Lessons and challenges
Life has dealt the farmer with some hard lessons. For instance, one evening the poultry caretaker forgot to lock the house and the home dog accessed the house and killed 70 hens which had grown to three months. Barungi only managed to get her cost price from the batch. Another lesson came from helping a neighbour who wanted to cross breed his local hen with her breed of cocks. The hen was infected with Newcastle disease.

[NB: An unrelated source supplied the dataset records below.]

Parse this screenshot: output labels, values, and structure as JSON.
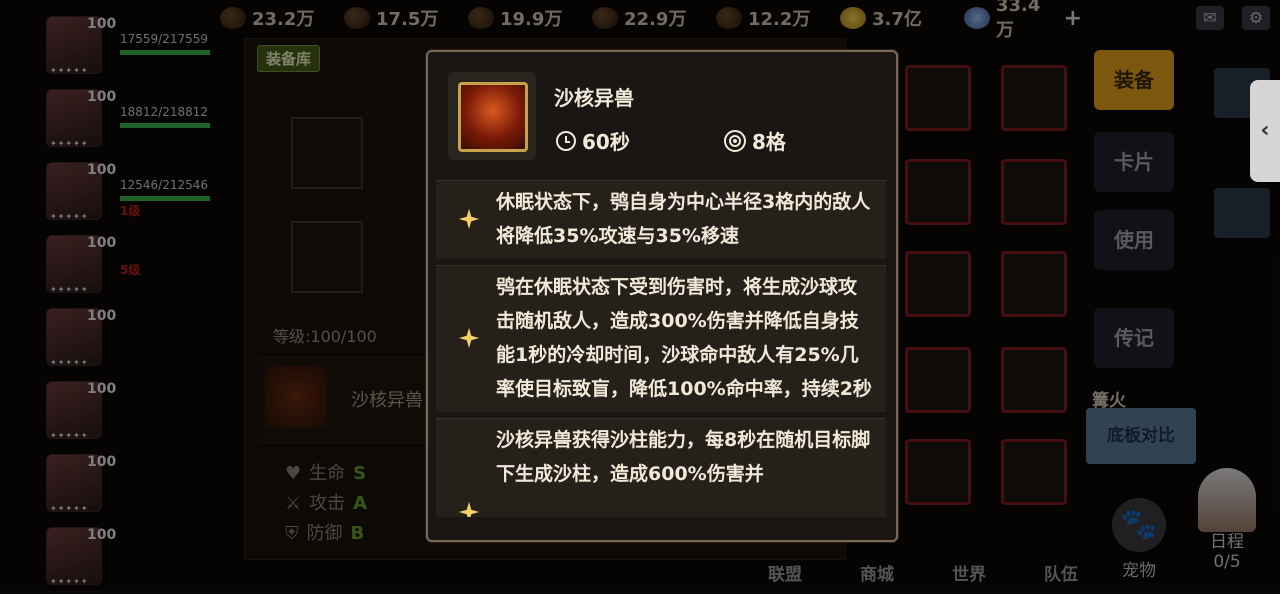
{
  "topbar": {
    "resources": [
      "23.2万",
      "17.5万",
      "19.9万",
      "22.9万",
      "12.2万",
      "3.7亿",
      "33.4万"
    ],
    "plus": "+",
    "icons": [
      "mail-icon",
      "settings-icon"
    ]
  },
  "heroes": [
    {
      "level": "100",
      "hp": "17559/217559",
      "stars": "✦✦✦✦✦"
    },
    {
      "level": "100",
      "hp": "18812/218812",
      "stars": "✦✦✦✦✦"
    },
    {
      "level": "100",
      "hp": "12546/212546",
      "stars": "✦✦✦✦✦",
      "tag": "1级"
    },
    {
      "level": "100",
      "stars": "✦✦✦✦✦",
      "tag": "5级"
    },
    {
      "level": "100",
      "stars": "✦✦✦✦✦"
    },
    {
      "level": "100",
      "stars": "✦✦✦✦✦"
    },
    {
      "level": "100",
      "stars": "✦✦✦✦✦"
    },
    {
      "level": "100",
      "stars": "✦✦✦✦✦"
    }
  ],
  "equip_panel": {
    "library_tag": "装备库",
    "level": "等级:100/100",
    "pet_name": "沙核异兽",
    "stats": [
      {
        "label": "生命",
        "grade": "S"
      },
      {
        "label": "攻击",
        "grade": "A"
      },
      {
        "label": "防御",
        "grade": "B"
      }
    ]
  },
  "side_menu": {
    "items": [
      "装备",
      "卡片",
      "使用",
      "传记"
    ],
    "fire_tag": "篝火",
    "compare_button": "底板对比",
    "pet_button": "宠物",
    "schedule_label": "日程",
    "schedule_count": "0/5",
    "collapse_icon": "‹"
  },
  "bottom_nav": [
    "联盟",
    "商城",
    "世界",
    "队伍"
  ],
  "tooltip": {
    "name": "沙核异兽",
    "cooldown": "60秒",
    "range": "8格",
    "effects": [
      "休眠状态下，鸮自身为中心半径3格内的敌人将降低35%攻速与35%移速",
      "鸮在休眠状态下受到伤害时，将生成沙球攻击随机敌人，造成300%伤害并降低自身技能1秒的冷却时间，沙球命中敌人有25%几率使目标致盲，降低100%命中率，持续2秒",
      "沙核异兽获得沙柱能力，每8秒在随机目标脚下生成沙柱，造成600%伤害并"
    ]
  },
  "colors": {
    "accent_gold": "#e0a11a",
    "star_gold": "#f3cf6a",
    "panel_border": "#7a6858",
    "hp_green": "#39b54a"
  }
}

It spread the disease to 30 of her local hens and they died. This frustrated Barungi. when each hen died. It felt like a knife being pierced into her heart. The lessons she picked from the experience was that nothing is as painful as self-blame. From then on, she was keen on mistakes other farmers make. “Many farmers are economical and as a result, they fail to give their chicken enough feeds and supplements. Some even feed them on left-over food. I believe garbage taken in is garbage out.”

Advice
To profit from poultry, Barungi advises farmers to be hands-on, acquire knowledge and be up to date on best poultry practices. Keeping records is important too since it lets a farmer make business sense of their venture. “Add value to the birds and if possible get in touch with your final product consumers,” she adds.